We need to think bigger to envision this complex reality underlying the numbers. One of the primary obstacles right now is the lack of coordinated, nuanced data that gives life to data points like high school graduation. DPI reports transparently on graduation rates by race and gender, but getting at what those numbers look like across these groups — such as Black boys and Latina girls —is a convoluted and drawn-out process. A more transparent, deeper look at data would give policy makers and community organizations a better sense of the diversity in how youth are actually doing. 

At the Black and Latino/a Ecosystem and Support Transition (BLEST) Hub, we have spent the last five years cultivating relationships data and envisioning this as an ecosystem. An ecosystem may conjure up ideas of rainfall, vegetation and wildlife — the natural world around us — but life in Milwaukee for young people as they grow up and navigate the world is also an ecosystem. The ecosystem includes the teachers, neighbors and friends they interact with, the institutions and systems that have taken shape over time, the current events and issues (from broad world-altering ones like the COVID-19 pandemic to the opening of a local grocery store), the news, media and social media — and even the health and wellness of the local environment.

Thinking about an ecosystem moves us from looking at numbers in isolation to thinking of our youth as complex, dynamic lives and understanding the areas of strength, resilience and challenge.
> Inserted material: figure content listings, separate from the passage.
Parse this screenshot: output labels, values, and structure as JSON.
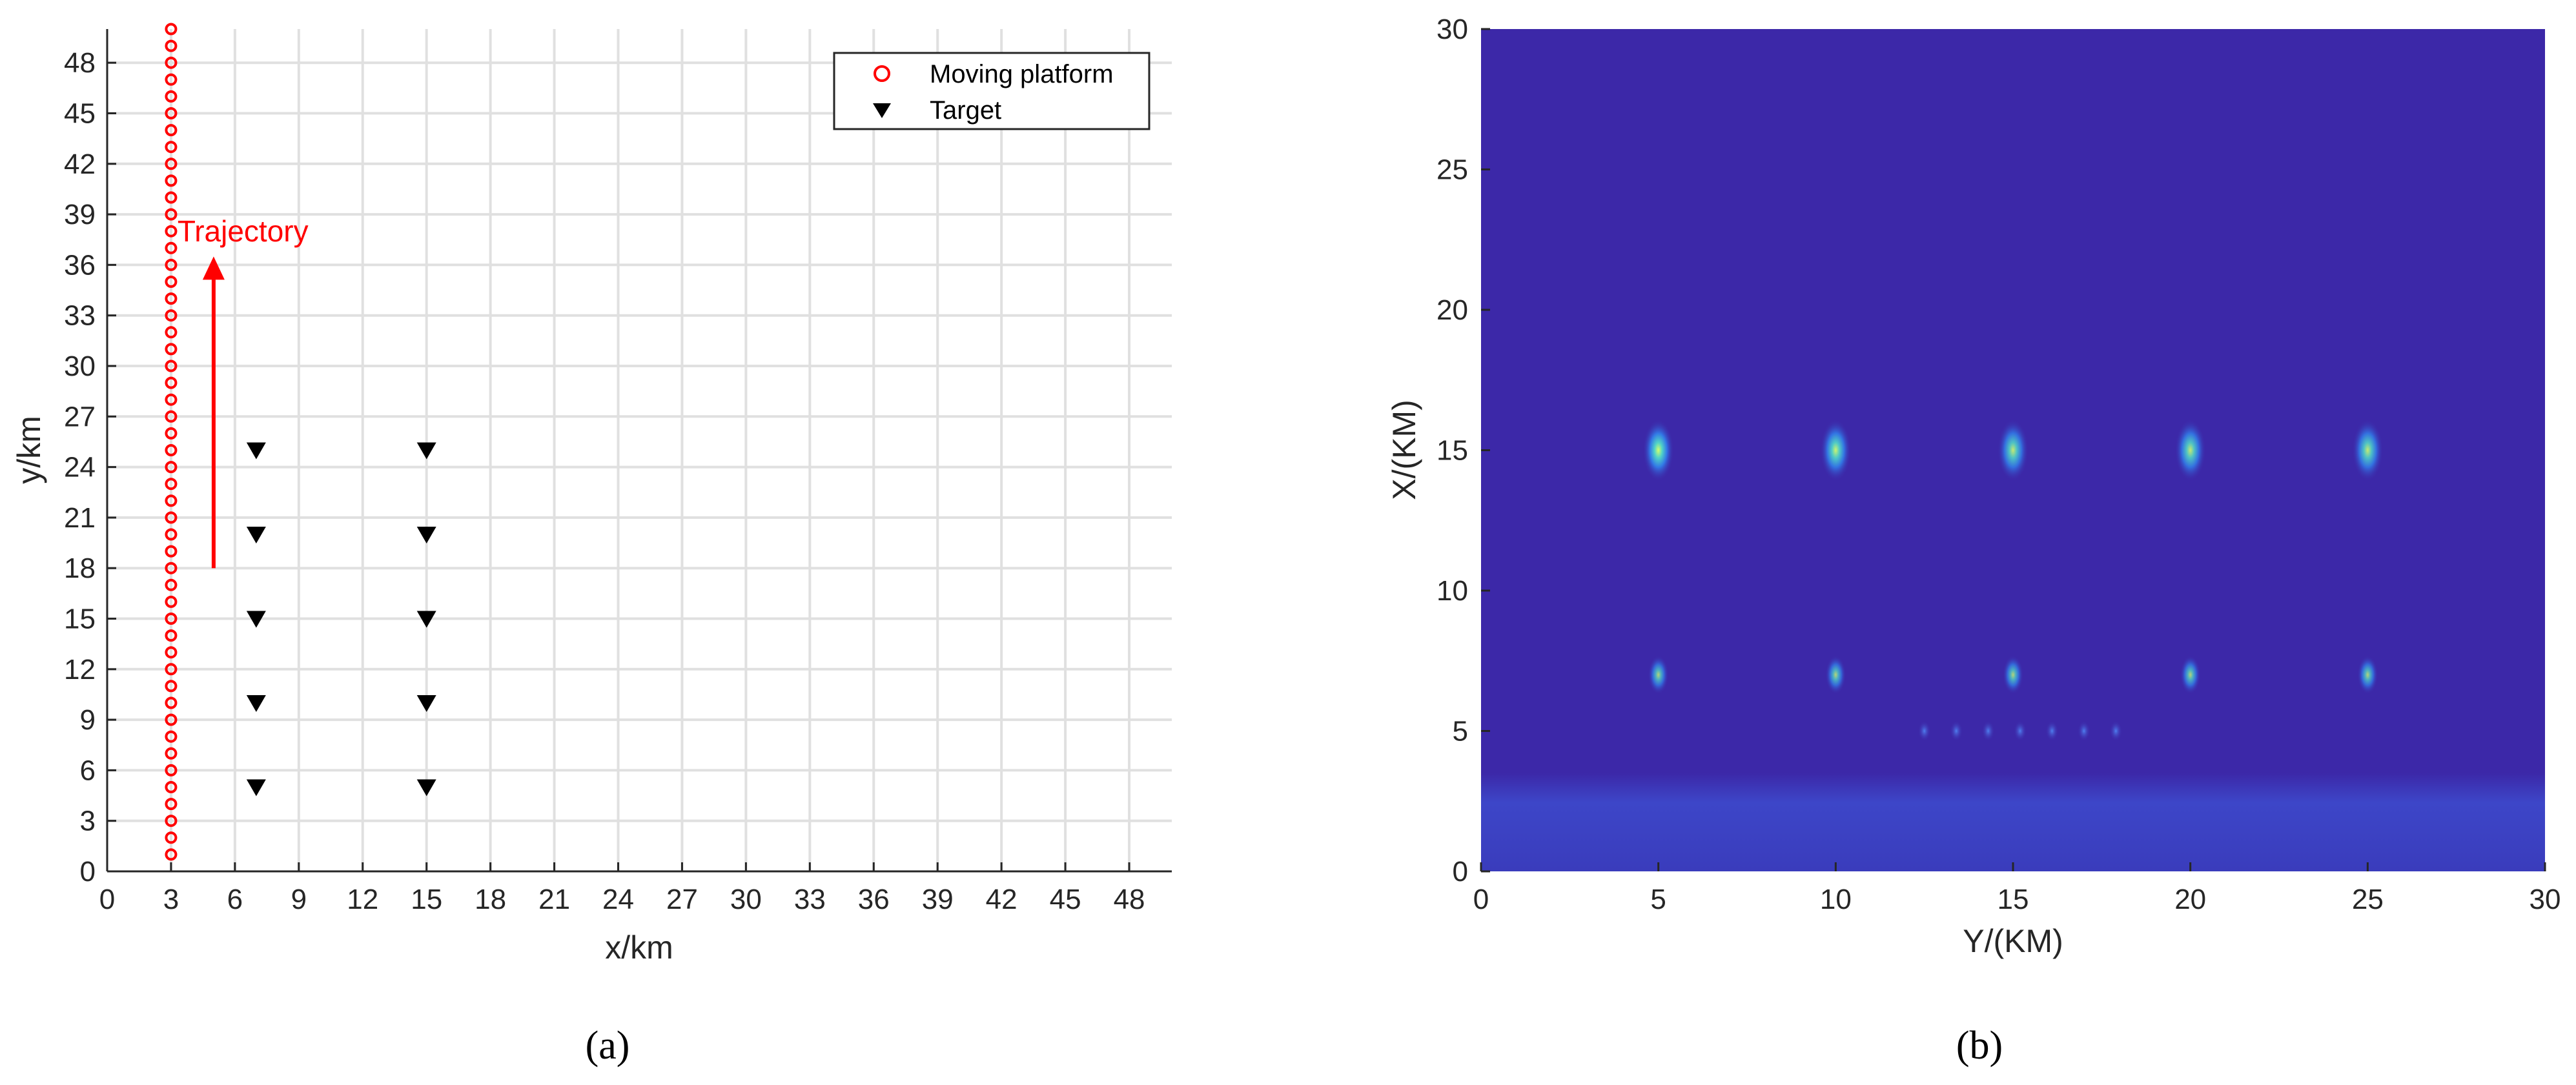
{
  "colors": {
    "platform": "#ff0000",
    "target": "#000000",
    "grid": "#e0e0e0",
    "axis": "#262626",
    "heatmap_background": "#3c28a8",
    "heatmap_peak": "#b4ff78"
  },
  "chart_data": [
    {
      "type": "scatter",
      "caption": "(a)",
      "xlabel": "x/km",
      "ylabel": "y/km",
      "xlim": [
        0,
        50
      ],
      "ylim": [
        0,
        50
      ],
      "xticks": [
        "0",
        "3",
        "6",
        "9",
        "12",
        "15",
        "18",
        "21",
        "24",
        "27",
        "30",
        "33",
        "36",
        "39",
        "42",
        "45",
        "48"
      ],
      "yticks": [
        "0",
        "3",
        "6",
        "9",
        "12",
        "15",
        "18",
        "21",
        "24",
        "27",
        "30",
        "33",
        "36",
        "39",
        "42",
        "45",
        "48"
      ],
      "grid": true,
      "legend_position": "top-right",
      "series": [
        {
          "name": "Moving platform",
          "marker": "circle-open",
          "x": [
            3
          ],
          "y_start": 1,
          "y_end": 50,
          "y_step": 1
        },
        {
          "name": "Target",
          "marker": "triangle-down",
          "points": [
            [
              7,
              5
            ],
            [
              7,
              10
            ],
            [
              7,
              15
            ],
            [
              7,
              20
            ],
            [
              7,
              25
            ],
            [
              15,
              5
            ],
            [
              15,
              10
            ],
            [
              15,
              15
            ],
            [
              15,
              20
            ],
            [
              15,
              25
            ]
          ]
        }
      ],
      "annotation": {
        "text": "Trajectory",
        "arrow_from": [
          5,
          18
        ],
        "arrow_to": [
          5,
          36.5
        ],
        "text_at": [
          3.3,
          38
        ]
      }
    },
    {
      "type": "heatmap",
      "caption": "(b)",
      "xlabel": "Y/(KM)",
      "ylabel": "X/(KM)",
      "xlim": [
        0,
        30
      ],
      "ylim": [
        0,
        30
      ],
      "xticks": [
        "0",
        "5",
        "10",
        "15",
        "20",
        "25",
        "30"
      ],
      "yticks": [
        "0",
        "5",
        "10",
        "15",
        "20",
        "25",
        "30"
      ],
      "peaks": [
        {
          "x": 5,
          "y": 15,
          "intensity": 1.0
        },
        {
          "x": 10,
          "y": 15,
          "intensity": 0.95
        },
        {
          "x": 15,
          "y": 15,
          "intensity": 0.9
        },
        {
          "x": 20,
          "y": 15,
          "intensity": 0.9
        },
        {
          "x": 25,
          "y": 15,
          "intensity": 0.9
        },
        {
          "x": 5,
          "y": 7,
          "intensity": 0.8
        },
        {
          "x": 10,
          "y": 7,
          "intensity": 0.8
        },
        {
          "x": 15,
          "y": 7,
          "intensity": 0.8
        },
        {
          "x": 20,
          "y": 7,
          "intensity": 0.8
        },
        {
          "x": 25,
          "y": 7,
          "intensity": 0.8
        }
      ],
      "clutter_band_y": [
        0,
        3.5
      ],
      "sidelobe_row_y": 5,
      "sidelobe_x": [
        12.5,
        13.4,
        14.3,
        15.2,
        16.1,
        17.0,
        17.9
      ]
    }
  ]
}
It gives life to numbers and uplifts stories of strength, resilience and power. 

Using this approach, over the last year, we have rekindled a county-wide My Brother’s Keeper (MBK) initiative, with the African American Leadership Alliance of Milwaukee as the backbone, to synergize efforts to change the lives of young people of color in Milwaukee. The work has been supported by Mayor Cavalier Johnson and County Executive David Crowley, two millennial, native Milwaukeeans who are open about the pride they have in our region and how their respective life journeys were shaped by organizations, people and systems of strength that helped them excel in challenging times. They each have a compelling narrative beyond numbers and statistics. Their lives and stories also reflect the nuance, complexity and power beyond the statistics.
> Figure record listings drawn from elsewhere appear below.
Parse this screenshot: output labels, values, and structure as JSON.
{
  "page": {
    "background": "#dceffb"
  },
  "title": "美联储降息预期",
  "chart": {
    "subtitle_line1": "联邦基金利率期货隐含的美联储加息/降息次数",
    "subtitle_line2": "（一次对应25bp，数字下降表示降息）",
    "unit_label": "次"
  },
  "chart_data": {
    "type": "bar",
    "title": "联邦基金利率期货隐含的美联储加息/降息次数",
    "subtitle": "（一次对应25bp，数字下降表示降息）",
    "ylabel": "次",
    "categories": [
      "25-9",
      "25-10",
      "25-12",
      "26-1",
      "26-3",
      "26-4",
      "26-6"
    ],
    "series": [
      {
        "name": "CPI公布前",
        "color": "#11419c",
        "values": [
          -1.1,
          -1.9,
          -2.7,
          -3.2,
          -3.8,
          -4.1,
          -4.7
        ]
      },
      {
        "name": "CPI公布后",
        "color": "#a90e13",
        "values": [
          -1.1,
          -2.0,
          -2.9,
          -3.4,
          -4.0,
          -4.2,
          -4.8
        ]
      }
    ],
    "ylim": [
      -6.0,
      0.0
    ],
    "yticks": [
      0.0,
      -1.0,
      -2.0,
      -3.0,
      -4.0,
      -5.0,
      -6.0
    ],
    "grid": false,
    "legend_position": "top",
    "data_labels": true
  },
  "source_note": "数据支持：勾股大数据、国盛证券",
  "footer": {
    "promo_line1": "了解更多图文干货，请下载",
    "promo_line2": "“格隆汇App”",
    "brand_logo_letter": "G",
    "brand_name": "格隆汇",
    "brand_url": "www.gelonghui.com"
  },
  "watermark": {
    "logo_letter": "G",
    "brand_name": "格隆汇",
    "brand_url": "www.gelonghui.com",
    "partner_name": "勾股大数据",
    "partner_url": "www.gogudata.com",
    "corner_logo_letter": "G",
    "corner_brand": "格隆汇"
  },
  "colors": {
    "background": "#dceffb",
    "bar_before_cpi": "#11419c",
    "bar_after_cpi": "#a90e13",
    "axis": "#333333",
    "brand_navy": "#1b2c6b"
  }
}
Building on the strengths of Milwaukee — our history of action and resilience, organizations working hard to support youth, young people themselves, and current leadership and initiatives — we must take advantage of this moment. 

With MBK-MKE, Crowley, Johnson and the recent push for accountability and transparency, now is the time to start building new stories. 
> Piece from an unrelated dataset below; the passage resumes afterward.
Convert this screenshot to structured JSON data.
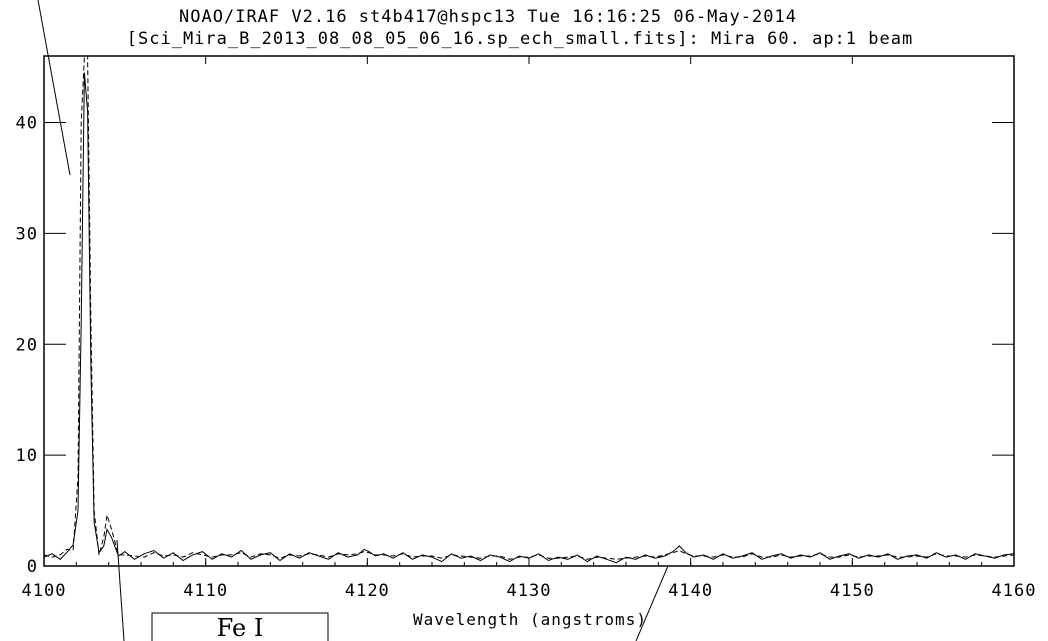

The change begins with new, integrated and transparent data, and it ends with a strong Milwaukee where the beauty, dignity, strength and thriving of our Black and Brown youth are front and center.

Wisconsin Watch does not author opinion pieces but occasionally publishes editorials by knowledgeable sources related to our reporting. This column follows a January Wisconsin Watch/News414 report on new efforts to improve academic achievement by Black males in Milwaukee. Walter Lanier is president and CEO of the African American Leadership Alliance of Milwaukee, or AALAM, and pastor of the Progressive Baptist Church of Milwaukee. Gabriel Velez is an assistant professor of educational policy and leadership in the College of Education at Marquette University and the faculty director of the Black and Latino/a Ecosystem and Support Transition (BLEST) Hub in the Center for Urban Research, Teaching, and Outreach.